Question 3 True / False
A matrix with a repeated eigenvalue can seldom be diagonalized.
TTrue
FFalse
Answer: False
This is a common misconception. Repeated eigenvalues do not automatically prevent diagonalization. What matters is whether the geometric multiplicity of each eigenvalue (the dimension of its eigenspace) equals its algebraic multiplicity (how many times it appears as a root of the characteristic polynomial). If these match for every eigenvalue, the matrix is diagonalizable even with repeats.
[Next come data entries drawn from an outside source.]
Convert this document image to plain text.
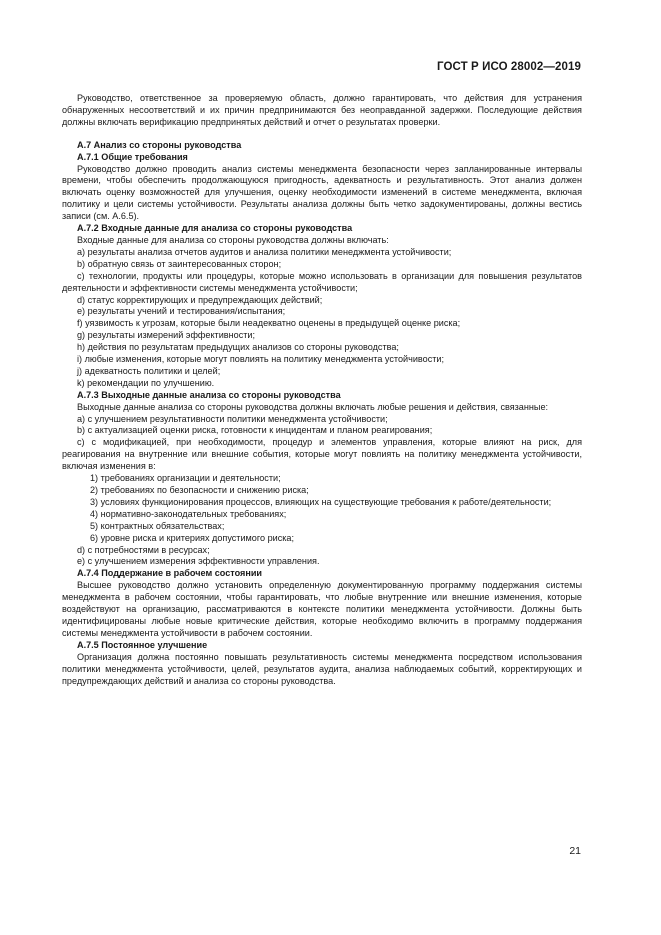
ГОСТ Р ИСО 28002—2019

Руководство, ответственное за проверяемую область, должно гарантировать, что действия для устранения обнаруженных несоответствий и их причин предпринимаются без неоправданной задержки. Последующие действия должны включать верификацию предпринятых действий и отчет о результатах проверки.

А.7 Анализ со стороны руководства

А.7.1 Общие требования

Руководство должно проводить анализ системы менеджмента безопасности через запланированные интервалы времени, чтобы обеспечить продолжающуюся пригодность, адекватность и результативность. Этот анализ должен включать оценку возможностей для улучшения, оценку необходимости изменений в системе менеджмента, включая политику и цели системы устойчивости. Результаты анализа должны быть четко задокументированы, должны вестись записи (см. А.6.5).

А.7.2 Входные данные для анализа со стороны руководства

Входные данные для анализа со стороны руководства должны включать:

a) результаты анализа отчетов аудитов и анализа политики менеджмента устойчивости;

b) обратную связь от заинтересованных сторон;

c) технологии, продукты или процедуры, которые можно использовать в организации для повышения результатов деятельности и эффективности системы менеджмента устойчивости;

d) статус корректирующих и предупреждающих действий;

e) результаты учений и тестирования/испытания;

f) уязвимость к угрозам, которые были неадекватно оценены в предыдущей оценке риска;

g) результаты измерений эффективности;

h) действия по результатам предыдущих анализов со стороны руководства;

i) любые изменения, которые могут повлиять на политику менеджмента устойчивости;

j) адекватность политики и целей;

k) рекомендации по улучшению.

А.7.3 Выходные данные анализа со стороны руководства

Выходные данные анализа со стороны руководства должны включать любые решения и действия, связанные:

a) с улучшением результативности политики менеджмента устойчивости;

b) с актуализацией оценки риска, готовности к инцидентам и планом реагирования;

c) с модификацией, при необходимости, процедур и элементов управления, которые влияют на риск, для реагирования на внутренние или внешние события, которые могут повлиять на политику менеджмента устойчивости, включая изменения в:

1) требованиях организации и деятельности;

2) требованиях по безопасности и снижению риска;

3) условиях функционирования процессов, влияющих на существующие требования к работе/деятельности;

4) нормативно-законодательных требованиях;

5) контрактных обязательствах;

6) уровне риска и критериях допустимого риска;

d) с потребностями в ресурсах;

e) с улучшением измерения эффективности управления.

А.7.4 Поддержание в рабочем состоянии

Высшее руководство должно установить определенную документированную программу поддержания системы менеджмента в рабочем состоянии, чтобы гарантировать, что любые внутренние или внешние изменения, которые воздействуют на организацию, рассматриваются в контексте политики менеджмента устойчивости. Должны быть идентифицированы любые новые критические действия, которые необходимо включить в программу поддержания системы менеджмента устойчивости в рабочем состоянии.

А.7.5 Постоянное улучшение

Организация должна постоянно повышать результативность системы менеджмента посредством использования политики менеджмента устойчивости, целей, результатов аудита, анализа наблюдаемых событий, корректирующих и предупреждающих действий и анализа со стороны руководства.

21
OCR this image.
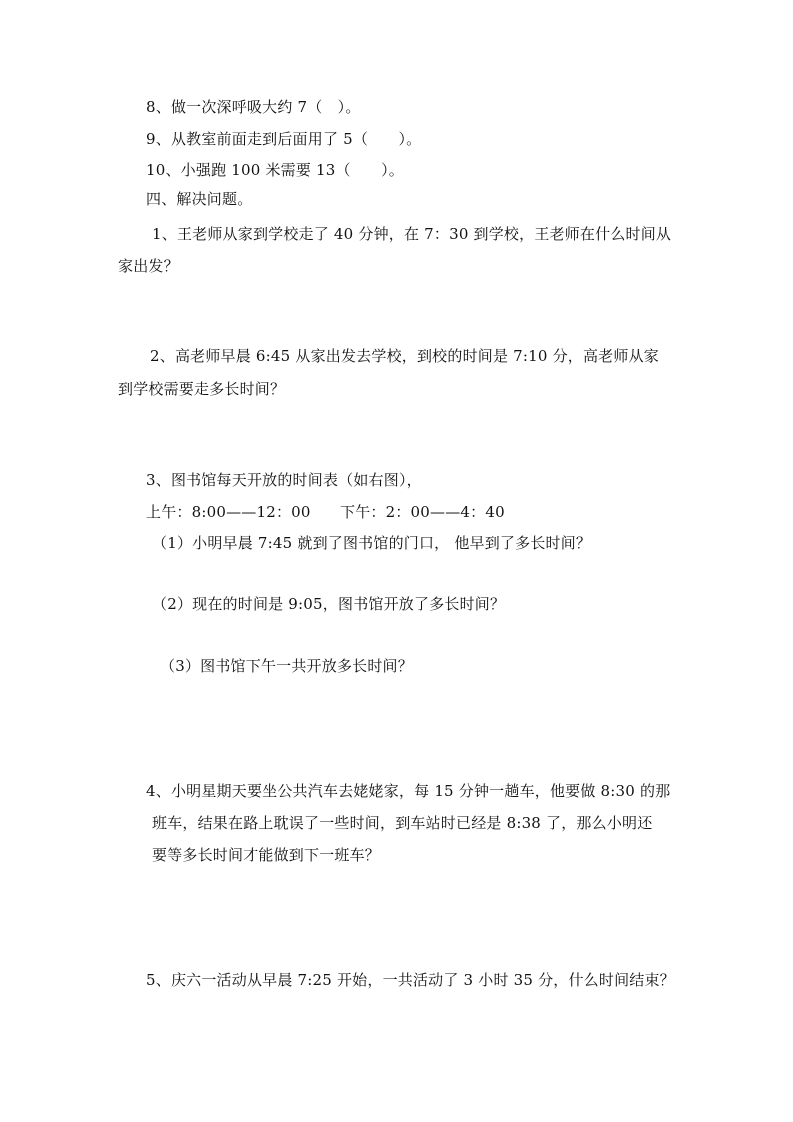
8、做一次深呼吸大约 7（　）。
9、从教室前面走到后面用了 5（　　）。
10、小强跑 100 米需要 13（　　）。
四、解决问题。
1、王老师从家到学校走了 40 分钟，在 7：30 到学校，王老师在什么时间从
家出发？
2、高老师早晨 6:45 从家出发去学校，到校的时间是 7:10 分，高老师从家
到学校需要走多长时间？
3、图书馆每天开放的时间表（如右图），
上午：8:00——12：00 下午：2：00——4：40
（1）小明早晨 7:45 就到了图书馆的门口， 他早到了多长时间？
（2）现在的时间是 9:05，图书馆开放了多长时间？
（3）图书馆下午一共开放多长时间？
4、小明星期天要坐公共汽车去姥姥家，每 15 分钟一趟车，他要做 8:30 的那
班车，结果在路上耽误了一些时间，到车站时已经是 8:38 了，那么小明还
要等多长时间才能做到下一班车？
5、庆六一活动从早晨 7:25 开始，一共活动了 3 小时 35 分，什么时间结束？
A non-diagonalizable example with a repeated eigenvalue is [[1,1],[0,1]] — its eigenspace for λ = 1 has dimension 1, but λ = 1 has algebraic multiplicity 2.
Question 4 True / False
If A = PDP⁻¹ where D is diagonal with entries λ₁, λ₂, …, λₙ, then A¹⁰ = PD¹⁰P⁻¹ where D¹⁰ has entries λ₁¹⁰, λ₂¹⁰, …, λₙ¹⁰.
TTrue
FFalse
Answer: True
This follows directly from the algebra of the factorization. A² = (PDP⁻¹)(PDP⁻¹) = PD(P⁻¹P)DP⁻¹ = PD²P⁻¹, because P⁻¹P = I. By induction, Aⁿ = PDⁿP⁻¹. For a diagonal matrix, raising it to a power just raises each diagonal entry to that power — there are no off-diagonal interactions. This is precisely what makes diagonalization computationally powerful.
Question 5 Short Answer
Explain in your own words why diagonalizing a matrix makes computing its powers far more efficient.
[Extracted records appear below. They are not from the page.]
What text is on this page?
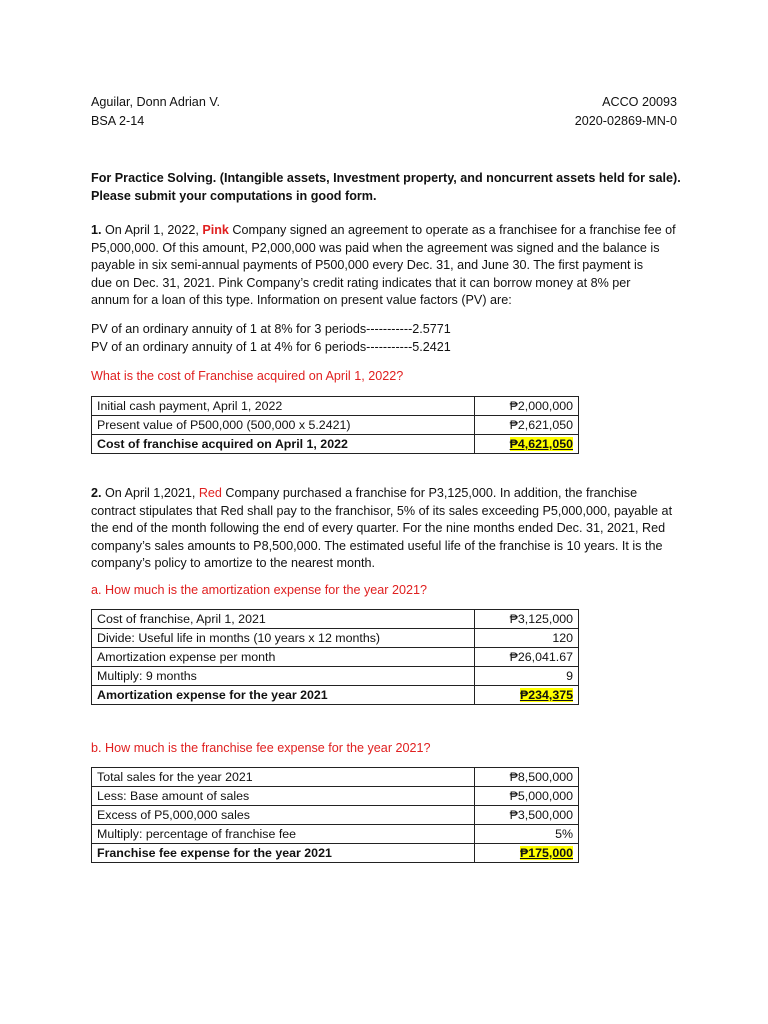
Aguilar, Donn Adrian V.	ACCO 20093
BSA 2-14	2020-02869-MN-0
For Practice Solving. (Intangible assets, Investment property, and noncurrent assets held for sale).
Please submit your computations in good form.
1. On April 1, 2022, Pink Company signed an agreement to operate as a franchisee for a franchise fee of
P5,000,000. Of this amount, P2,000,000 was paid when the agreement was signed and the balance is
payable in six semi-annual payments of P500,000 every Dec. 31, and June 30. The first payment is
due on Dec. 31, 2021. Pink Company’s credit rating indicates that it can borrow money at 8% per
annum for a loan of this type. Information on present value factors (PV) are:
PV of an ordinary annuity of 1 at 8% for 3 periods-----------2.5771
PV of an ordinary annuity of 1 at 4% for 6 periods-----------5.2421
What is the cost of Franchise acquired on April 1, 2022?
Initial cash payment, April 1, 2022	₱2,000,000
Present value of P500,000 (500,000 x 5.2421)	₱2,621,050
Cost of franchise acquired on April 1, 2022	₱4,621,050
2. On April 1,2021, Red Company purchased a franchise for P3,125,000. In addition, the franchise
contract stipulates that Red shall pay to the franchisor, 5% of its sales exceeding P5,000,000, payable at
the end of the month following the end of every quarter. For the nine months ended Dec. 31, 2021, Red
company’s sales amounts to P8,500,000. The estimated useful life of the franchise is 10 years. It is the
company’s policy to amortize to the nearest month.
a. How much is the amortization expense for the year 2021?
Cost of franchise, April 1, 2021	₱3,125,000
Divide: Useful life in months (10 years x 12 months)	120
Amortization expense per month	₱26,041.67
Multiply: 9 months	9
Amortization expense for the year 2021	₱234,375
b. How much is the franchise fee expense for the year 2021?
Total sales for the year 2021	₱8,500,000
Less: Base amount of sales	₱5,000,000
Excess of P5,000,000 sales	₱3,500,000
Multiply: percentage of franchise fee	5%
Franchise fee expense for the year 2021	₱175,000
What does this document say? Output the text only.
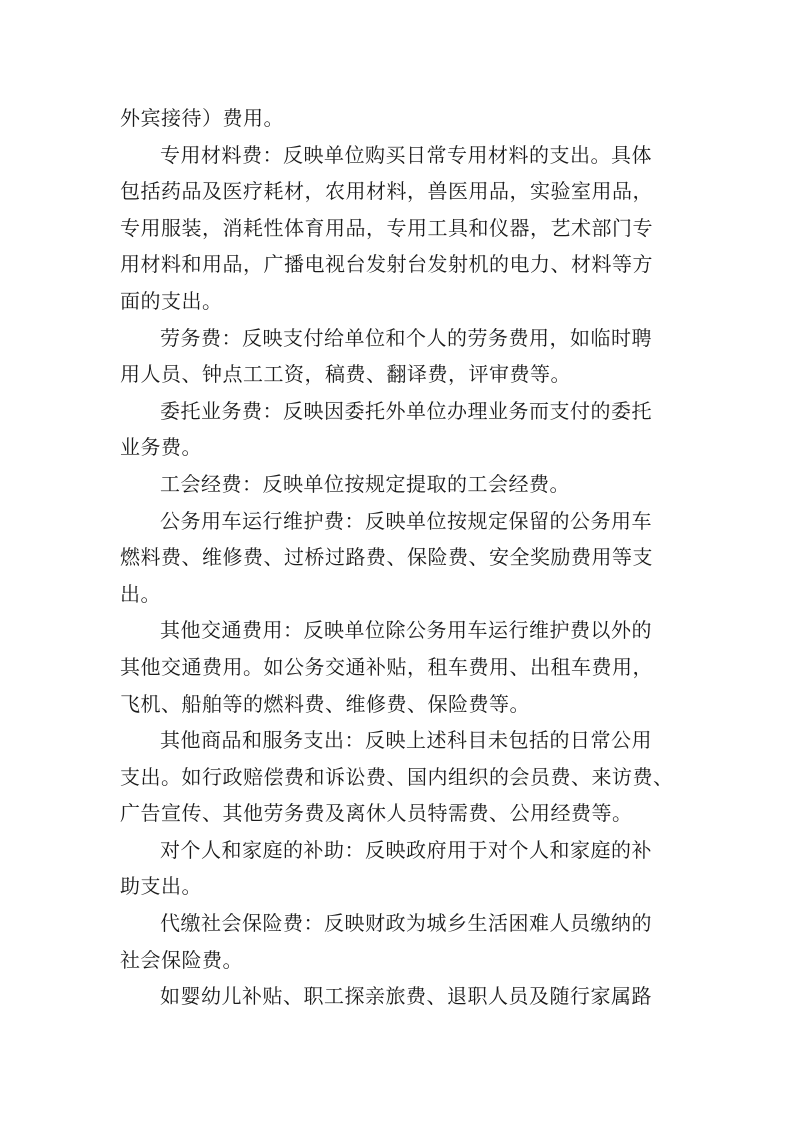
外宾接待）费用。
专用材料费：反映单位购买日常专用材料的支出。具体
包括药品及医疗耗材，农用材料，兽医用品，实验室用品，
专用服装，消耗性体育用品，专用工具和仪器，艺术部门专
用材料和用品，广播电视台发射台发射机的电力、材料等方
面的支出。
劳务费：反映支付给单位和个人的劳务费用，如临时聘
用人员、钟点工工资，稿费、翻译费，评审费等。
委托业务费：反映因委托外单位办理业务而支付的委托
业务费。
工会经费：反映单位按规定提取的工会经费。
公务用车运行维护费：反映单位按规定保留的公务用车
燃料费、维修费、过桥过路费、保险费、安全奖励费用等支
出。
其他交通费用：反映单位除公务用车运行维护费以外的
其他交通费用。如公务交通补贴，租车费用、出租车费用，
飞机、船舶等的燃料费、维修费、保险费等。
其他商品和服务支出：反映上述科目未包括的日常公用
支出。如行政赔偿费和诉讼费、国内组织的会员费、来访费、
广告宣传、其他劳务费及离休人员特需费、公用经费等。
对个人和家庭的补助：反映政府用于对个人和家庭的补
助支出。
代缴社会保险费：反映财政为城乡生活困难人员缴纳的
社会保险费。
如婴幼儿补贴、职工探亲旅费、退职人员及随行家属路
Think about your answer, then reveal below.
Model answer: Diagonalization rewrites A = PDP⁻¹ where D is diagonal. Powers simplify as Aⁿ = PDⁿP⁻¹. Raising a diagonal matrix to a power is trivial — just raise each diagonal entry (an eigenvalue) to the nth power. This replaces n−1 full matrix multiplications with scalar exponentiation plus two fixed matrix multiplications.
The key is that P and P⁻¹ cancel in the middle during repeated multiplication: (PDP⁻¹)(PDP⁻¹) = PD(P⁻¹P)DP⁻¹ = PD²P⁻¹. Once you see this cancellation, the formula Aⁿ = PDⁿP⁻¹ follows immediately. The deeper insight: in the eigenvector basis, A acts by simple scaling — each basis vector gets multiplied by its eigenvalue. Repeated application just multiplies the scale factors, which is why powers are trivial in this basis.